7 de octubre de 2017

Lo que estamos haciendo mal.

 La principal responsabilidad de lo que está ocurriendo en Cataluña es del nacionalismo catalán, que decidió abrazar la causa independentista de manera unilateral y rupturista contra la legalidad constitucional y contra España. Pero dicho esto, estamos muy lejos de resolver el problema que late en las demandas sociales de ese país. Quienes queremos ganar democráticamente al independentismo, quienes estamos contra ese populismo patriótico y defendemos valores de convivencia, solidaridad, ciudadanía, Estado de Derecho, etcétera, tenemos que ganar las batallas intelectuales y morales que generan las convicciones colectivas de la mayoría. Hay tres de estas batallas que estamos perdiendo.
La primera es la más grave. El nacionalismo catalán está sumando adeptos ante la ausencia de una vía reformista de su autogobierno. El catalanismo no independentista está abandonado. De hecho, el porcentaje de quienes se declaran abiertamente favorables a la independencia ha pasado del 20 al 40% en diez años. Es sabido que el origen del desafecto con España viene del frustrado Estatut, en el que todos cometimos errores. Pero a esa decepción estatutaria de 2010 se ha sumado una inmensa cantidad de gente no independentista ante la ausencia de una vía ‘reparadora’ de aquel fracaso.

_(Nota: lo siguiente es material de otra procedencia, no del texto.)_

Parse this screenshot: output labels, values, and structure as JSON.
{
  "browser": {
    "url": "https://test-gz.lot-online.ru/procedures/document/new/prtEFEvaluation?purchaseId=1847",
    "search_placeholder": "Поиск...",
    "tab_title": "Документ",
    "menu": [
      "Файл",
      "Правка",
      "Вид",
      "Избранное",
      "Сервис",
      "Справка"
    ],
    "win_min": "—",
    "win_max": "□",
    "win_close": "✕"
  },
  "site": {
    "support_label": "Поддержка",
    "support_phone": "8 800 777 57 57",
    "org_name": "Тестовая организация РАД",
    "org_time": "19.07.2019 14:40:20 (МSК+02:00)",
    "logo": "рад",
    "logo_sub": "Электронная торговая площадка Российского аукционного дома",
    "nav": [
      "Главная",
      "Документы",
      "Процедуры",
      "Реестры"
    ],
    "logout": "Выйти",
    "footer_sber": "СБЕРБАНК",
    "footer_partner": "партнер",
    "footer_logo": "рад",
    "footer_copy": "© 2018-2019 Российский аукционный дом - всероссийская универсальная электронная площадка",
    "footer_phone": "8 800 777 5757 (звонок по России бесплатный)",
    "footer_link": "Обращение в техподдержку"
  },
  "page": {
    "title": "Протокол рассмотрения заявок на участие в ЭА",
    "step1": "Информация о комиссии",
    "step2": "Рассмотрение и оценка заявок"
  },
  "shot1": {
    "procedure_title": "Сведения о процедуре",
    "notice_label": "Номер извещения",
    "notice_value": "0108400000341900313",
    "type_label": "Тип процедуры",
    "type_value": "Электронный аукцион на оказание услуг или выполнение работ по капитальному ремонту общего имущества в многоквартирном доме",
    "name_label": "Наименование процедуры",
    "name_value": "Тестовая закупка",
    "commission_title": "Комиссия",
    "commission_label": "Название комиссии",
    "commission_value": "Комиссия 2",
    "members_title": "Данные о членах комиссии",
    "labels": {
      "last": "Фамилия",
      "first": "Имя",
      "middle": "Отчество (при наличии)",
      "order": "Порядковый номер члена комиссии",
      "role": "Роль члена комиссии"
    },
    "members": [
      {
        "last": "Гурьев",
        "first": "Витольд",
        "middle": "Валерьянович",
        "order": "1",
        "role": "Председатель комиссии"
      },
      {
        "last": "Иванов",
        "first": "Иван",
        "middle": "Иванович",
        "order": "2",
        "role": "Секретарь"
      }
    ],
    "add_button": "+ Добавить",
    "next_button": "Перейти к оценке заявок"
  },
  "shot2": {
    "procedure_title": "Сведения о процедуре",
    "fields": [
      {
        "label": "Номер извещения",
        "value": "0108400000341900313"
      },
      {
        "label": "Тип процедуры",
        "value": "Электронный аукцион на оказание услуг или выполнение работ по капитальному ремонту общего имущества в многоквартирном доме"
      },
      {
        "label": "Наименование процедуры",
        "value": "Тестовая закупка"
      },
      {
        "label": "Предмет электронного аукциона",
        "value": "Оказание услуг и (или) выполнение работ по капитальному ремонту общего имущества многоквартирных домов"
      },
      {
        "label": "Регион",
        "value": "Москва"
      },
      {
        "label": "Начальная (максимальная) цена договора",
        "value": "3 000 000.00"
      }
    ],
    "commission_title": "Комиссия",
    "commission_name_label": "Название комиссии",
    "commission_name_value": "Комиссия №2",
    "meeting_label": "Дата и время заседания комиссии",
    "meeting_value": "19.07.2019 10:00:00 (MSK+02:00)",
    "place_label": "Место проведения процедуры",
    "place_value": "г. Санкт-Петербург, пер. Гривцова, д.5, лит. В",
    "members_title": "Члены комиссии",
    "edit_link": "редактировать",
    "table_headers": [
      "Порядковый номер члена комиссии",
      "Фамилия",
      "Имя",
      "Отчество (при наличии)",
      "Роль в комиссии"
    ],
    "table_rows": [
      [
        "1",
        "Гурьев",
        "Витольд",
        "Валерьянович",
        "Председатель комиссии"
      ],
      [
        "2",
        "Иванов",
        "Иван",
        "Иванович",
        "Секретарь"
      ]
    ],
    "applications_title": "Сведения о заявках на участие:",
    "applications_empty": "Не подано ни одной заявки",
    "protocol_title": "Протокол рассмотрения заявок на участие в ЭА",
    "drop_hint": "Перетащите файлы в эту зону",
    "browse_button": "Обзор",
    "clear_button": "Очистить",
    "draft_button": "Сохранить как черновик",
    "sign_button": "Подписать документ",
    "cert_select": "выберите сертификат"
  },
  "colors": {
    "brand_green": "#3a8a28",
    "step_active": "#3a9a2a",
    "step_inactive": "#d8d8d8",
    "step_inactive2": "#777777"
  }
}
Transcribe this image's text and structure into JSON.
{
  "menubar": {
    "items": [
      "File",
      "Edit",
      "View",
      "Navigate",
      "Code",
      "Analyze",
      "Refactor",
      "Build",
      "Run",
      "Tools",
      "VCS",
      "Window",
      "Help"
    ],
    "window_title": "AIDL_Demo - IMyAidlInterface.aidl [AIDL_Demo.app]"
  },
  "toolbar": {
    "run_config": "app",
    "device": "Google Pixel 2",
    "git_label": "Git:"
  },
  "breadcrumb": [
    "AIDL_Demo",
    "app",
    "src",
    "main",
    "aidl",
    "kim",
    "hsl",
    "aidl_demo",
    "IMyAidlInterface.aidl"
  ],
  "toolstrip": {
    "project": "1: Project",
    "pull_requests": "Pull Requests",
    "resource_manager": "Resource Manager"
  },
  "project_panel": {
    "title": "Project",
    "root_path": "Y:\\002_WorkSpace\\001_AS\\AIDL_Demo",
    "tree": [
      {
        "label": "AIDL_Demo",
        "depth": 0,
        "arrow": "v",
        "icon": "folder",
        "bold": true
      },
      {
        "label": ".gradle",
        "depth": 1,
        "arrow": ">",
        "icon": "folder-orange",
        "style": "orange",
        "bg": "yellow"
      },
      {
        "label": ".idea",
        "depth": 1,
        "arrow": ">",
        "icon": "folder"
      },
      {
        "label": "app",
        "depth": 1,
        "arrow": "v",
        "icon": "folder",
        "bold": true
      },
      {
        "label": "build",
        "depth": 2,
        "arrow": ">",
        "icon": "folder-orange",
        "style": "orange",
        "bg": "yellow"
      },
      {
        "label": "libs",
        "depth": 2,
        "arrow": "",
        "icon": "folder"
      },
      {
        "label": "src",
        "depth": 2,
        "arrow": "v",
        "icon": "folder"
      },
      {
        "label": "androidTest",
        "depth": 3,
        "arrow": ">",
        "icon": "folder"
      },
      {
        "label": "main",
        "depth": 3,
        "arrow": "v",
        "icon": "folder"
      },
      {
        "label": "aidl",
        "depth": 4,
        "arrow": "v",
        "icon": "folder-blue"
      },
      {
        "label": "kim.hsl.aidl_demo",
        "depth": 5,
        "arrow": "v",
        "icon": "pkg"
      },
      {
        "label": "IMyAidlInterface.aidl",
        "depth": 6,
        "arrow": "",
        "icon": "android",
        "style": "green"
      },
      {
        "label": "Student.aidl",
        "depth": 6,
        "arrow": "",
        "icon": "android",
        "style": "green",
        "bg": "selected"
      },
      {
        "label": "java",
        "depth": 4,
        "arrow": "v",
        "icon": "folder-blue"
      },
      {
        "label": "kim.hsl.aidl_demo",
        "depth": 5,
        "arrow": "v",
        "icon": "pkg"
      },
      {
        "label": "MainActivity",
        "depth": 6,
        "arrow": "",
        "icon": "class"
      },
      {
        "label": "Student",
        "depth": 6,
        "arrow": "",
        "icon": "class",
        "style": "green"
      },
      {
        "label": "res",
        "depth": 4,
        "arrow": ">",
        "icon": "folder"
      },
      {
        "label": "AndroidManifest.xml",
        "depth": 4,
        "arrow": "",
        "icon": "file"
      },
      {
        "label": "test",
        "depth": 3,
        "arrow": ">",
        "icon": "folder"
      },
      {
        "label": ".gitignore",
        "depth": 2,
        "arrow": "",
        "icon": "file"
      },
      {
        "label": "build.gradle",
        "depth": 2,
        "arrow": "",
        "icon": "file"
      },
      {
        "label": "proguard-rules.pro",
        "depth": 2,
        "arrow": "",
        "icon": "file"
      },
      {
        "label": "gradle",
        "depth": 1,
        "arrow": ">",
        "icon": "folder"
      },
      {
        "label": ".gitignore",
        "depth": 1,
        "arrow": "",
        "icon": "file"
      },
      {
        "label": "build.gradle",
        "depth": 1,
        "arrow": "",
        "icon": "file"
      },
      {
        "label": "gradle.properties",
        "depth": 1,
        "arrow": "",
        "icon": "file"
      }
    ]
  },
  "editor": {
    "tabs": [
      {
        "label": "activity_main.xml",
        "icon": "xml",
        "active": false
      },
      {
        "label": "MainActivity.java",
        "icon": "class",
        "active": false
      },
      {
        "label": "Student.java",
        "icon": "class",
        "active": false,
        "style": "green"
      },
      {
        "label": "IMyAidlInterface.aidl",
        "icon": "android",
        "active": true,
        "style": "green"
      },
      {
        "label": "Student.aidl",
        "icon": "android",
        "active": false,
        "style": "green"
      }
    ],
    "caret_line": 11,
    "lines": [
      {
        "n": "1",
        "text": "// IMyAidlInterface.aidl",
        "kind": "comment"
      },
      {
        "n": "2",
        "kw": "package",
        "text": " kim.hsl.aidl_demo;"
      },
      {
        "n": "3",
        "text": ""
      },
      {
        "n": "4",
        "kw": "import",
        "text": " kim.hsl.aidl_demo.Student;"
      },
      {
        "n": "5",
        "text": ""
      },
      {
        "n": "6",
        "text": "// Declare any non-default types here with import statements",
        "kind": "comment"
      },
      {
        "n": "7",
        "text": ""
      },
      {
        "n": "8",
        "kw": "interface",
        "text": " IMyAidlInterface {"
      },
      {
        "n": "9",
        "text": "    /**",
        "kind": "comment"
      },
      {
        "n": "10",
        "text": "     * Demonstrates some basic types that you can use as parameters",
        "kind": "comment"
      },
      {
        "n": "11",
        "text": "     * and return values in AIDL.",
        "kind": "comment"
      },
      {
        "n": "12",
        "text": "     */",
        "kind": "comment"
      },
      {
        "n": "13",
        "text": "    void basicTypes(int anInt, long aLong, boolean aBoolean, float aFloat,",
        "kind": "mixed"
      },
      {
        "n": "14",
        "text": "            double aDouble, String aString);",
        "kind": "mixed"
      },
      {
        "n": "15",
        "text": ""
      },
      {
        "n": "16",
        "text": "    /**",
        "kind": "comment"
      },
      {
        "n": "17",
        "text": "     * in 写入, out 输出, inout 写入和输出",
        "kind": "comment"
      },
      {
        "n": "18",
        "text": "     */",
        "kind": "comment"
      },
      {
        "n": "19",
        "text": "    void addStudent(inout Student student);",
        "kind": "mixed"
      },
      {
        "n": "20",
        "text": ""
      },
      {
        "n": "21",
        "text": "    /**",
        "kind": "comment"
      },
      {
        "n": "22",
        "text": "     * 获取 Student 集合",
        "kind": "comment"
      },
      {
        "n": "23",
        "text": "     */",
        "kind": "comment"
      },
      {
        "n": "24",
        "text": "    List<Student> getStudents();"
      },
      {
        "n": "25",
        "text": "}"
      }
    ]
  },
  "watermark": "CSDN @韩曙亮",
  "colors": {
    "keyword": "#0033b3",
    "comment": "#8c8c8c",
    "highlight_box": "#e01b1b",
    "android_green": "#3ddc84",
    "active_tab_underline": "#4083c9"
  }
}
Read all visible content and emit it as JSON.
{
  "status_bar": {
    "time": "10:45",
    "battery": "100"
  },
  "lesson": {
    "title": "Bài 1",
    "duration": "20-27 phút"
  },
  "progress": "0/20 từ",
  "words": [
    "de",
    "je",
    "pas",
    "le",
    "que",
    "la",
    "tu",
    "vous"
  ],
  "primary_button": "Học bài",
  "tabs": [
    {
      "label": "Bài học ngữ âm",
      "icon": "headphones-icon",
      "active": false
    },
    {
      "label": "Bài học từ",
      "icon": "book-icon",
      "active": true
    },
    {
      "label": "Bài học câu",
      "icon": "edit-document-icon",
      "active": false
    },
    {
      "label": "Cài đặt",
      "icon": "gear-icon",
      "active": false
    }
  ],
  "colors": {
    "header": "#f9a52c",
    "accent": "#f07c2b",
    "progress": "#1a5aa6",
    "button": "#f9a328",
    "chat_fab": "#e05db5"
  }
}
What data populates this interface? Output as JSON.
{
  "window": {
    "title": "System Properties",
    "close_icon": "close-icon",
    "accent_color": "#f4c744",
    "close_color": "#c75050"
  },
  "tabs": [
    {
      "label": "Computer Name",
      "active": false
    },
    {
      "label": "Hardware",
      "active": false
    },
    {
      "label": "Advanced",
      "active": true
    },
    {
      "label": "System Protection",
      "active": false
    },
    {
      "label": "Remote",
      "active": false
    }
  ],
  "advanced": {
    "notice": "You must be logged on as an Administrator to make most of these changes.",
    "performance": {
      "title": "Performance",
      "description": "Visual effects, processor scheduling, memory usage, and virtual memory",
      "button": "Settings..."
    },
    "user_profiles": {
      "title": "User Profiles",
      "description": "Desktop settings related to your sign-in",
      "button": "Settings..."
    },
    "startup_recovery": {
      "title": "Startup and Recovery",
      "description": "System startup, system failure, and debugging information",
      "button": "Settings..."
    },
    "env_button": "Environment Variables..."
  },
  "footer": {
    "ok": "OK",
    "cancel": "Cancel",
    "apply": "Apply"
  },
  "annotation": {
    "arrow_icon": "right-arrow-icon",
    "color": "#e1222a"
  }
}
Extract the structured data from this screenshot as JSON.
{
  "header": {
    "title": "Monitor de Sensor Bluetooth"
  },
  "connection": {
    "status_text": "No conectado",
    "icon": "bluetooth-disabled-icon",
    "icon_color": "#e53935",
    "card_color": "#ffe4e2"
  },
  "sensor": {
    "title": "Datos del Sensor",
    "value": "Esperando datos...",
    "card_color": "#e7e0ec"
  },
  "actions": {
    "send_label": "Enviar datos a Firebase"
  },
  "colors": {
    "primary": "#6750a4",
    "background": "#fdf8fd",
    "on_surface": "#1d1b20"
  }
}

El ‘laisser faire, laisser passer’ de Rajoy estos últimos cinco años ha vaciado de contenido y expectativa la propuesta federal y la negociación de un nuevo Estatuto para Cataluña en el marco de una Constitución reformada. Esta pasividad ha sido muy bien aprovechada por los estrategas del ‘procés’ a través de un artefacto dialéctico imbatible: el derecho a decidir (queremos votar). Esta combinación argumental solo puede ser derrotada si se abre otra vía alternativa de negociación en serio, con votación final del acuerdo alcanzado.

La segunda, es el fracaso rotundo del Gobierno en la gestión operativa del domingo pasado. No hace falta describir ese fracaso en un referéndum que finalmente se celebró y cuyos intentos para impedirlo han provocado unas imágenes absolutamente perjudiciales a la causa de la ley y a las razones del Estado. He vivido en el Pleno de Estrasburgo de esta semana un reproche total a España por la actuación policial. Hasta el punto de que hemos puesto en cuestión la imagen moderna y democrática de nuestras libertades y de nuestras instituciones, bien ganada en los últimos decenios. Es más, el tema catalán ha entrado en las primeras páginas de todos los diarios y televisiones del mundo, y le ha dado una relevancia internacional que hasta este infausto 1-O no tenía.

Sentí enorme tristeza por lo que oí decir de mi país, aunque era, en muchos casos, injusto, exagerado y oportunista. Pero tuvieron la ocasión de decirlo. Es más, hoy, en todas las cancillerías del mundo, en todos los parlamentos de los países europeos, cuando son interpelados sobre el tema, acaban convergiendo en una retórica apelación al diálogo, olvidando la naturaleza independentista del reto y las palmarias ilegalidades de sus convocantes. Hemos perdido una batalla crucial.

El tercer error es el discurso del Rey. Yo no lo habría aconsejado. Y de hacerlo, hubiera sido mucho más equilibrado y conciliatorio. Al Rey no le corresponde esa actitud inculpatoria, ese tono acusador, casi casi premonitorio de una intervención excepcional del Estado. Eso, en todo caso, le corresponde al Gobierno. El Rey no puede perder pie en Cataluña. Necesitamos a la Corona como vínculo institucional, como tracto histórico, como paraguas de unidad. No sé cuál será el modelo de convivencia futura con Cataluña. Nadie sabe cómo será el statu-quo jurídico político de Cataluña con el Estado, pero es seguro que tendrá en la Corona de España uno de sus pilares. Reino Unido y Bélgica son dos buenos ejemplos de lo que digo, y Felipe VI tenía los dos pies en Cataluña... hasta el martes pasado.

Si además de lo que dijo, su discurso hubiera contenido algún mensaje más amistoso hacia su pueblo. Si hubiera apelado a las Cortes para dialogar y pactar. Si hubiera mencionado siquiera las posibilidades de reforma de nuestras leyes para adaptarnos a la nueva realidad... Si hubiera tendido la mano, en definitiva, hoy seguiría siendo una pieza intocable del juego. Esperemos que lo siga siendo. Por el bien de todos.